Q: I have a Macbook Pro running Snow Leopard.  I have heard that there is a new operating system that was released recently.  Do I have to update my system?  Are there benefits of doing this?
Apple have recently released Lion, the successor to Snow Leopard.  Before even considering upgrading to Lion, you should check that it is possible to upgrade.  Click the ? (Apple) icon at the top left of your screen, then click About This Mac to make sure your Macbook has an Intel Core 2 Duo, Core i3, Core i5, Core i7, or Xeon processor. Although Lion, the new OSX upgrade, boasts over 250 new features, it is still very much in its early stages; there are a number of applications that are not yet compatible with this new release, and features that don’t work exactly how they are supposed to.  You can check your apps compatibility here: http://tiny.cc/mc5zl Apple is working hard to remedy these issues, and has already released an update for Lion which includes general operating system fixes.

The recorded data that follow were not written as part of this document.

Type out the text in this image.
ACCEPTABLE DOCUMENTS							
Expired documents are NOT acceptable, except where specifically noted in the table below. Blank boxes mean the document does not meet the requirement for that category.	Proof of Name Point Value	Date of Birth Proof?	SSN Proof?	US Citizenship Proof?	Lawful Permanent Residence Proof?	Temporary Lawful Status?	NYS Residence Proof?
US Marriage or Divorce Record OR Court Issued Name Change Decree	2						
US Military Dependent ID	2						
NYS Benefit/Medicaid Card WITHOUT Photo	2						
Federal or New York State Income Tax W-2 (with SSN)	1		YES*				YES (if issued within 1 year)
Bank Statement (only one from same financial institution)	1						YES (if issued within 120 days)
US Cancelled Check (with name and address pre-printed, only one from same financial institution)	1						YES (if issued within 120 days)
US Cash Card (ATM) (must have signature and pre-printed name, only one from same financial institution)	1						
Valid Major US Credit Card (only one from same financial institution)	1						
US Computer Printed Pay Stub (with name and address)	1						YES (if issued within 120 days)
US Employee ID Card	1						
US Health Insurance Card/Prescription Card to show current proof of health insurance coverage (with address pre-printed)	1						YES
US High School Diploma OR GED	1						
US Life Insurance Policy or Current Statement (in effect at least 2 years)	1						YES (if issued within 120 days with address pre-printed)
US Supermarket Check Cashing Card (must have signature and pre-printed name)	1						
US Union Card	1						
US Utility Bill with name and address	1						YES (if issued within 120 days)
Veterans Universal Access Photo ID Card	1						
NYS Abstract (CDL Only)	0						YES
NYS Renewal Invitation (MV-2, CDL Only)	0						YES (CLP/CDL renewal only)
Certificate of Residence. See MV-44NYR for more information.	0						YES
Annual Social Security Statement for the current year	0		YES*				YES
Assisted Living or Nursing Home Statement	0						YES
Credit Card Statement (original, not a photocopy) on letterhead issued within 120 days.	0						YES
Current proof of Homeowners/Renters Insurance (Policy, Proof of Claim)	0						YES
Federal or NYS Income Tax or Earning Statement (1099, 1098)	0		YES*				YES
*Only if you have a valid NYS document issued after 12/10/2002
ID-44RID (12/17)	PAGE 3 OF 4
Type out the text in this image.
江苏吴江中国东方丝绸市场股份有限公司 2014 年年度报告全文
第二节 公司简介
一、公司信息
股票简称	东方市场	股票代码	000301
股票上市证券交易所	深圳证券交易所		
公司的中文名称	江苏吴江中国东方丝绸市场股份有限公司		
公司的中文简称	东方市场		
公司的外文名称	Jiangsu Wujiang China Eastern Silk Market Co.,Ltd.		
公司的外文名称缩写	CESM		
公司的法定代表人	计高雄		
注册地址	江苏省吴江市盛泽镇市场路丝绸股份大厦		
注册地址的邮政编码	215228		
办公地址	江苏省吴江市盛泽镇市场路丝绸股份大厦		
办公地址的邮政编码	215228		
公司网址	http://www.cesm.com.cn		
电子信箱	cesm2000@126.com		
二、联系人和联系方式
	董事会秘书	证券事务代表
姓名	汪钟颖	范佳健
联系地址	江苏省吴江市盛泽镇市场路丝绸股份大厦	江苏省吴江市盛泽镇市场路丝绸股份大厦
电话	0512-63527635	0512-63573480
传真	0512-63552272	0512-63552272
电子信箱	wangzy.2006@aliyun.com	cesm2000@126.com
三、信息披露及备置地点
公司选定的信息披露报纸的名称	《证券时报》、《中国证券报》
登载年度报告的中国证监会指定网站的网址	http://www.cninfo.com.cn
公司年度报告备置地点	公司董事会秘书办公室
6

While these compatibility issues and any other problems will surely be ironed out almost as quick as they arise, it still may pay to wait until a stable release of Lion is available.  There is definitely no rush, as Apple will still support Snow Leopard at least until they release an OS to succeed Lion.  You can read more about the new features in Lion here: http://tiny.cc/iu72y
Q:Every time I switch on my computer it asks whether I want to do a Disk Check or not.  There is a countdown giving me the chance to cancel it.  I always just hit cancel and then when it boots into Windows everything seems fine.  Is this something I should worry about? My computer has Windows XP SP3 installed; with 1.5GB RAM and a 160GB Hard drive.
This is Windows’ way of telling you that something isn’t quite right with the files and folders on your drive.  This can come from shutting down the computer incorrectly, a failed update, or even bad sectors on a hard drive.  The first thing you should do is let the disk check run, if it finds errors then it will try to fix them itself.  If the issue is not resolved, and the message continues to appear whenever you switch on your computer, then it could be something more serious, and could be a sign that your hard drive is failing.  If this is the case then it might be time to have a computer technician take a look at it for you – ignoring a problem like this can lead to data loss.
Q: I have just bought an iPhone and my friends are telling me that I should ‘Jailbreak’ it.  They said that if I do then I would be able to get games and apps for free.  I am worried that this might harm my phone, or even void the warranty – but I do like the idea of getting games for free.  Can you give me more information about the ‘Jailbreak’ for the iPhone?
The iPhone has a seemingly endless list of functions and features, but with this list comes many restrictions set in place by Apple.  These restrictions mean that only Apple authorised applications can be run or installed, certain functionality is missing, and there are limitations to some of the configuration.
Jailbreaking an iPhone allows you to install unauthorised apps and modifications.  These applications are free, but jailbreaking an iPhone doesn’t come without risks.  Because Apple does not regulate these free apps, there is no telling what code the developer has included, malicious or otherwise.  There is also a risk of downloading material that is in breach of copyright, therefore rendering the activity illegal.  Apple states that after jailbreaking an iPhone can become unstable and unreliable, and that the process may void the warranty.  While there may be benefits of jailbreaking your iPhone, it is at your own risk.